Recognising the quality of the music, in 1893 Faure arranged the work for solo cello, the version that is best known today:


Later that year he incorporated it into another theatrical project, as incidental music for Maurice Maeterlinck’s Pelléas et Mélisande. Faure’s Sicilienne, delicate and atmospheric, proved a perfect match for the symbolist play.

A further version of the work followed in 1909, where Faure incorporated the work into a four movement orchestral suite based upon the incidental music he wrote for Pelléas et Mélisande:


What is a Sicilienne?


The work’s origins lie in the Baroque ‘sicilienne’, a dance form in a slow 6/8 or 12/8 time with lilting rhythms and usually in a minor key. It is common choice for expressive arias in Baroque operas. It is loosely associated with Sicily, especially as an evocation of the pastoral nature of the island.

The music of Faure’s Sicilienne


Though Faure’s Sicilienne is very typical of the sicilienne genre as described above, it is full of subtle chromatic movements, harmonic inflections and unexpected modulations that make it very much a work of the late Romantic period. Faure always, however, prioritises classical clarity over harmonic ambiguity—his use, for example, of enriched chords (with added 6ths, 7ths and 9ths), modal mixtures (borrowing notes from related modes) and delayed resolutions give the work a dreamlike transparency that do not, however, overwhelm the texture.

The work also exhibits Faure’s abundant melodic gift, the melody with which it opens being one of his most gracious, tender and haunting.
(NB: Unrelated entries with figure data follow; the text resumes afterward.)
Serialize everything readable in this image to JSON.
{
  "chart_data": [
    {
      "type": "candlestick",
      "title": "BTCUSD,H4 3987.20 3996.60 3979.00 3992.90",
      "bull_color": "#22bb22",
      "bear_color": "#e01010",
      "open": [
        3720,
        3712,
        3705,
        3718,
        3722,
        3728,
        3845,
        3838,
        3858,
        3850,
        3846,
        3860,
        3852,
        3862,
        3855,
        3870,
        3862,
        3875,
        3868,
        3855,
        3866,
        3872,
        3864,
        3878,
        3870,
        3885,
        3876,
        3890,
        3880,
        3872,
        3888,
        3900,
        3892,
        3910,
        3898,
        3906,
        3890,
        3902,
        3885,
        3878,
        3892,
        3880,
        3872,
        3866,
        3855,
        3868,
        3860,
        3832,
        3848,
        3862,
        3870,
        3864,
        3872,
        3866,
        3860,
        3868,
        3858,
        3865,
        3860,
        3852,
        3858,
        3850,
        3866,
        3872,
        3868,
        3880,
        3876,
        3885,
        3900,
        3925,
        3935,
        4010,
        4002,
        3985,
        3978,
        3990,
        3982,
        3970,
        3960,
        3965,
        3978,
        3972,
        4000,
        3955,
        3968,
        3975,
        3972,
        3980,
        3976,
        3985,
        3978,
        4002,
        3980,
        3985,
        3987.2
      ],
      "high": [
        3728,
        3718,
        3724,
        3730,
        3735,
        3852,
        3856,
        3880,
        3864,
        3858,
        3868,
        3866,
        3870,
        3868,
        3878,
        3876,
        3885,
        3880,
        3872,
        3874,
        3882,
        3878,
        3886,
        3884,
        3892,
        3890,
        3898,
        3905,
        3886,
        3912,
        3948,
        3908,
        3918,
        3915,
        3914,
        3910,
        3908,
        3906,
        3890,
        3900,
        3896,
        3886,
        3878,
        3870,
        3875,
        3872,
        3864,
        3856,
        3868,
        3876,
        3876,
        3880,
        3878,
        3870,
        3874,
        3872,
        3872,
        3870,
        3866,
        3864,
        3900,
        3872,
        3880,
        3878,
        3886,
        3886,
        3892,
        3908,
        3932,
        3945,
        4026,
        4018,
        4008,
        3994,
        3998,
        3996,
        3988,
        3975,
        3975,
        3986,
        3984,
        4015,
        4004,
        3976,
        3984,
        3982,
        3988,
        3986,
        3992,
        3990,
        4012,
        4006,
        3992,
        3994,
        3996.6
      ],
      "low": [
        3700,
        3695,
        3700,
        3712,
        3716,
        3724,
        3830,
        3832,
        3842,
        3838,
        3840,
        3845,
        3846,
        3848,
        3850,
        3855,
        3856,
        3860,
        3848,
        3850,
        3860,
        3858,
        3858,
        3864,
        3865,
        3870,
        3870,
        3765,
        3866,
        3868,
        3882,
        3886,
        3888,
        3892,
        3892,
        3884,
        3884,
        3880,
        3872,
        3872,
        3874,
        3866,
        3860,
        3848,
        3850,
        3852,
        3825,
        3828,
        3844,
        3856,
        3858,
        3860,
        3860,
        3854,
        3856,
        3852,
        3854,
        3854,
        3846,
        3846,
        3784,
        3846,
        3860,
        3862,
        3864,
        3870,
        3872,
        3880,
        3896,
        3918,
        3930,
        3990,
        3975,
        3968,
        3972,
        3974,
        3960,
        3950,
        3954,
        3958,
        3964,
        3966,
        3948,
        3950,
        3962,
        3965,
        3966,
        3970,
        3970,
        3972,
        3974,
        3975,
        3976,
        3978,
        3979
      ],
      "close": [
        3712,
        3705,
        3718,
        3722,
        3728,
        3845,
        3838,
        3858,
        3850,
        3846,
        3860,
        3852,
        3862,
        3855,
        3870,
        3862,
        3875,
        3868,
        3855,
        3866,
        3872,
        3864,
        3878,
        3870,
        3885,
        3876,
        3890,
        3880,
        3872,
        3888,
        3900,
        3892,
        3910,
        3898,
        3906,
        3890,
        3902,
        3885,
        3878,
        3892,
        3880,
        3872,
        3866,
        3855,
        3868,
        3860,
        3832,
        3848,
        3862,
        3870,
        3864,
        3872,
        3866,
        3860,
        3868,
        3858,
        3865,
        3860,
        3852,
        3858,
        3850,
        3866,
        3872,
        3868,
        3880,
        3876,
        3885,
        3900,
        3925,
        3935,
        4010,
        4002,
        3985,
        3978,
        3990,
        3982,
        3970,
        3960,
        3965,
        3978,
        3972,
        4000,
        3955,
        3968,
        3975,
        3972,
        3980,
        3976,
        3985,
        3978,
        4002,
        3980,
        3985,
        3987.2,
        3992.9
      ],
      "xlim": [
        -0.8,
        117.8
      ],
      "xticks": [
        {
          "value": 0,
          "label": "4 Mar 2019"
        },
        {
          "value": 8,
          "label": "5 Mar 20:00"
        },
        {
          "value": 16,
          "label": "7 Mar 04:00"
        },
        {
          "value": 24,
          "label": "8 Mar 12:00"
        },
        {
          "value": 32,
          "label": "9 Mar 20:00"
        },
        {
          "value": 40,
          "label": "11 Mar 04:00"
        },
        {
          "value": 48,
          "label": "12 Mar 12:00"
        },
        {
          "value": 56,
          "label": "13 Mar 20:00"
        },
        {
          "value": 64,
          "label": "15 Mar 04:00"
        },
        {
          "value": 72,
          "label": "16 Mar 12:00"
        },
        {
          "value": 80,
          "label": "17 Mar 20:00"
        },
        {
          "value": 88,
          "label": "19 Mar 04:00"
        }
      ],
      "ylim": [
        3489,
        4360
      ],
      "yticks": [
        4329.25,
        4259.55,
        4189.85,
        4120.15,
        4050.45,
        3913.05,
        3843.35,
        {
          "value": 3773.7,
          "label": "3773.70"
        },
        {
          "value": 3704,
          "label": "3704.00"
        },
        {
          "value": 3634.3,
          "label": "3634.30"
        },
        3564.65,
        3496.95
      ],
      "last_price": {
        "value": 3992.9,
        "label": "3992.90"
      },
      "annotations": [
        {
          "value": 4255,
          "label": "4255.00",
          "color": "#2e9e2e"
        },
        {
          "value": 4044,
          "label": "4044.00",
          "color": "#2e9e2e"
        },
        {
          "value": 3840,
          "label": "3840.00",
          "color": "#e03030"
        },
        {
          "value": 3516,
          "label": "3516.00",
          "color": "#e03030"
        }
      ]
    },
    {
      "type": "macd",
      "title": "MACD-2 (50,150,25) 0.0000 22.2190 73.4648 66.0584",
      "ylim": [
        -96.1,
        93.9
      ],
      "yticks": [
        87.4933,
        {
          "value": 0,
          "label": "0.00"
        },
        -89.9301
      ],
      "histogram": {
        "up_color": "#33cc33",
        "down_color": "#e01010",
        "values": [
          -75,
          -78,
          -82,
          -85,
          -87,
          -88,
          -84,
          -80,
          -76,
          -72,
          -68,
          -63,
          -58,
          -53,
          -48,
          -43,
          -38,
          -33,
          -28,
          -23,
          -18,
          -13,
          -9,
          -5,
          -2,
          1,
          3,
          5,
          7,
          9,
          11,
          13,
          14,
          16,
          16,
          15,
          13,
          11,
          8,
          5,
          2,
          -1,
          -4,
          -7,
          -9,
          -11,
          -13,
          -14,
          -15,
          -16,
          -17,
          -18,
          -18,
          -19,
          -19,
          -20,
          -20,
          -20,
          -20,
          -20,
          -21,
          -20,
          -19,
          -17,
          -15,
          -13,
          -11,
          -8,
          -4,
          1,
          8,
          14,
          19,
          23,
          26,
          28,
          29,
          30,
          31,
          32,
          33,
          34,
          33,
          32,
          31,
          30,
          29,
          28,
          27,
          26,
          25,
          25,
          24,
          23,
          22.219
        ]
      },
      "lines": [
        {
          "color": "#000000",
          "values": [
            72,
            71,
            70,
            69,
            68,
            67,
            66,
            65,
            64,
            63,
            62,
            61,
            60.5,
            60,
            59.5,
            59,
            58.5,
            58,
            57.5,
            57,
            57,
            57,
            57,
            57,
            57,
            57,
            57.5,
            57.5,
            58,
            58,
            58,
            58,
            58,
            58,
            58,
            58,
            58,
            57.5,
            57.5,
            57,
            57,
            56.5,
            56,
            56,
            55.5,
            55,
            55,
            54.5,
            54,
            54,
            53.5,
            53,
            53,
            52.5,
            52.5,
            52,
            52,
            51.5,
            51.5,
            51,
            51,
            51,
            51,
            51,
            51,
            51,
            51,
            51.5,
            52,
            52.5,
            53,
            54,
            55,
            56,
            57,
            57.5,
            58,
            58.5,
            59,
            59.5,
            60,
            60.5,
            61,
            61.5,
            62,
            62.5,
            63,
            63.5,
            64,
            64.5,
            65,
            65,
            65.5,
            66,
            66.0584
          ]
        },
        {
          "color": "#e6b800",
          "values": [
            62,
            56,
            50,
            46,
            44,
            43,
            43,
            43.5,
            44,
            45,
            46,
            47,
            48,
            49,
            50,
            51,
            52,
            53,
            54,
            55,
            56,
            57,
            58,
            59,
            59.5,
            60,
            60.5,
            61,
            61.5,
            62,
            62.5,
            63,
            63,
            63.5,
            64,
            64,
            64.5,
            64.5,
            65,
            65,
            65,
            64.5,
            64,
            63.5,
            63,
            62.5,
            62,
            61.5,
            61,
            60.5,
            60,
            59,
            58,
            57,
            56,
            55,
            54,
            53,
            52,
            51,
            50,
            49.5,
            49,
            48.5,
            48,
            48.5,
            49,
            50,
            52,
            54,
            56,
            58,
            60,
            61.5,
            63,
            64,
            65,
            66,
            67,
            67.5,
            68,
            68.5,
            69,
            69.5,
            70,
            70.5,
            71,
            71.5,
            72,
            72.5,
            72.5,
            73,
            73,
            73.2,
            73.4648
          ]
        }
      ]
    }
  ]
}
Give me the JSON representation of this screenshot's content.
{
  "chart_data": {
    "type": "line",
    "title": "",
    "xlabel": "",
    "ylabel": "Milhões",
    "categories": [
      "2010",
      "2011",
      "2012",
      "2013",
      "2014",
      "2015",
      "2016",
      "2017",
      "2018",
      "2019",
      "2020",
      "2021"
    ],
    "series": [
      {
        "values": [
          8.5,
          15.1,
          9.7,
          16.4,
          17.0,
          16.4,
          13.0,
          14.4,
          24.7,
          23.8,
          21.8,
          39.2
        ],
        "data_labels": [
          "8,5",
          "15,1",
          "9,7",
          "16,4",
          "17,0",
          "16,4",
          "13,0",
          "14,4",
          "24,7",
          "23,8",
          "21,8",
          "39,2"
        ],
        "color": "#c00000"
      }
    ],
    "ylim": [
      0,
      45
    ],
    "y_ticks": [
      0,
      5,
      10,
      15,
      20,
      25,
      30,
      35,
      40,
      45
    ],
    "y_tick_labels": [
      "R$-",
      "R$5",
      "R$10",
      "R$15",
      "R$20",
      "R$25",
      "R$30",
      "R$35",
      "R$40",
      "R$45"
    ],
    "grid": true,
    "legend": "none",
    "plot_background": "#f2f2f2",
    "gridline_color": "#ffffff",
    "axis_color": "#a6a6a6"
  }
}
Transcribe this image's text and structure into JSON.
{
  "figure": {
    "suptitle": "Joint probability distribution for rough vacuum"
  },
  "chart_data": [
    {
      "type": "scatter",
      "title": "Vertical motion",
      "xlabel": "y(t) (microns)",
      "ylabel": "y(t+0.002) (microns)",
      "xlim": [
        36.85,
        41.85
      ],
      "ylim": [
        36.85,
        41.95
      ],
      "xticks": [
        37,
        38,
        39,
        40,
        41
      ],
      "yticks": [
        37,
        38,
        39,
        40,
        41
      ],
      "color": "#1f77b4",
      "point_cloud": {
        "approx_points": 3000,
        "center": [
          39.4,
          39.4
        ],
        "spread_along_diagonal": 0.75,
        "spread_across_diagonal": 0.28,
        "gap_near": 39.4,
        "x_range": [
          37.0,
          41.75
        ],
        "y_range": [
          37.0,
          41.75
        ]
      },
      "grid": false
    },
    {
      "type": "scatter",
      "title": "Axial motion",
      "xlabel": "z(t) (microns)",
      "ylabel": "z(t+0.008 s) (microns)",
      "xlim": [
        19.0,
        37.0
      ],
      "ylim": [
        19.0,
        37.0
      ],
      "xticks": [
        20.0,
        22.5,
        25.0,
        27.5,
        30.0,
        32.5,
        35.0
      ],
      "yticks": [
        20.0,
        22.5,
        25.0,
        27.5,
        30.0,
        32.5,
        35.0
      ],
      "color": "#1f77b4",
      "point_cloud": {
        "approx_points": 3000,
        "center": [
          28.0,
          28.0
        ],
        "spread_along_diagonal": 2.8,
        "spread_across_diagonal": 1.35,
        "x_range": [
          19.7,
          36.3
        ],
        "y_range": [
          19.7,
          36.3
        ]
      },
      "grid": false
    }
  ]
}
It reaches upwards before falling back, a feeling of ebb and flow that continues throughout the piece.

Clarity also extend to the work’s form, which is laid out very straightforwardly:

A SECTION (bars 1–17): Double statement of main theme in G minor on cello, then on piano at bar 10, followed by cello at bar 14.
B SECTION (bars 18–33): A ‘new’ idea divided into two parts—B1 (bars 18-25), clearly derived from the opening material; and B2 (bars 26-33), declamatory fourths, again interspersed with material from A.
A SECTION (bars 34-44): Opening material restated in original key.
C SECTION (44-61): A dreamy middle section in Eb major drawing heavily on A material.
B2 SECTION (62-69): The second part of the B section reappears.
A SECTION (bars 70-end): A restatement of the opening material to bar 76, where an interrupted cadence signals the start of a coda, drawing the piece to a quiet close.

Lasting impact


Faure’s Sicilienne is one of a handful of short piece by the composer, including Pavane, Après un Réve and Cantique de Jean Racine, that have become popular not only though their appearances in the concert hall, but by their use in popular culture.

Amongst it many uses, it was heard, for example, in episode 2 of season 2 of ‘Better Call Saul’(2015–2022), where Saul’s brother Chuck plays it on the piano:


Sicilienne has also proved a popular work to adapt—there exist numerous versions of the piece, including for piano, violin, flute, clarinet, saxophone, trumpet, trombone and larger instrumental groups. At 8notes we have more than thirty versions of the piece to choose from—they are amongst our most popular arrangements.

Above all, Gabriel Faure’s Sicilienne’s owes it continued popularity to its inherent qualities—it is the epitome of proportion, poise and sophistication. Surface directness belies a work of surprising emotional depth, harmonic sophistication and melodic elegance. It stands as an eloquent symbol of Faure’s lifelong pursuit of beauty through restraint.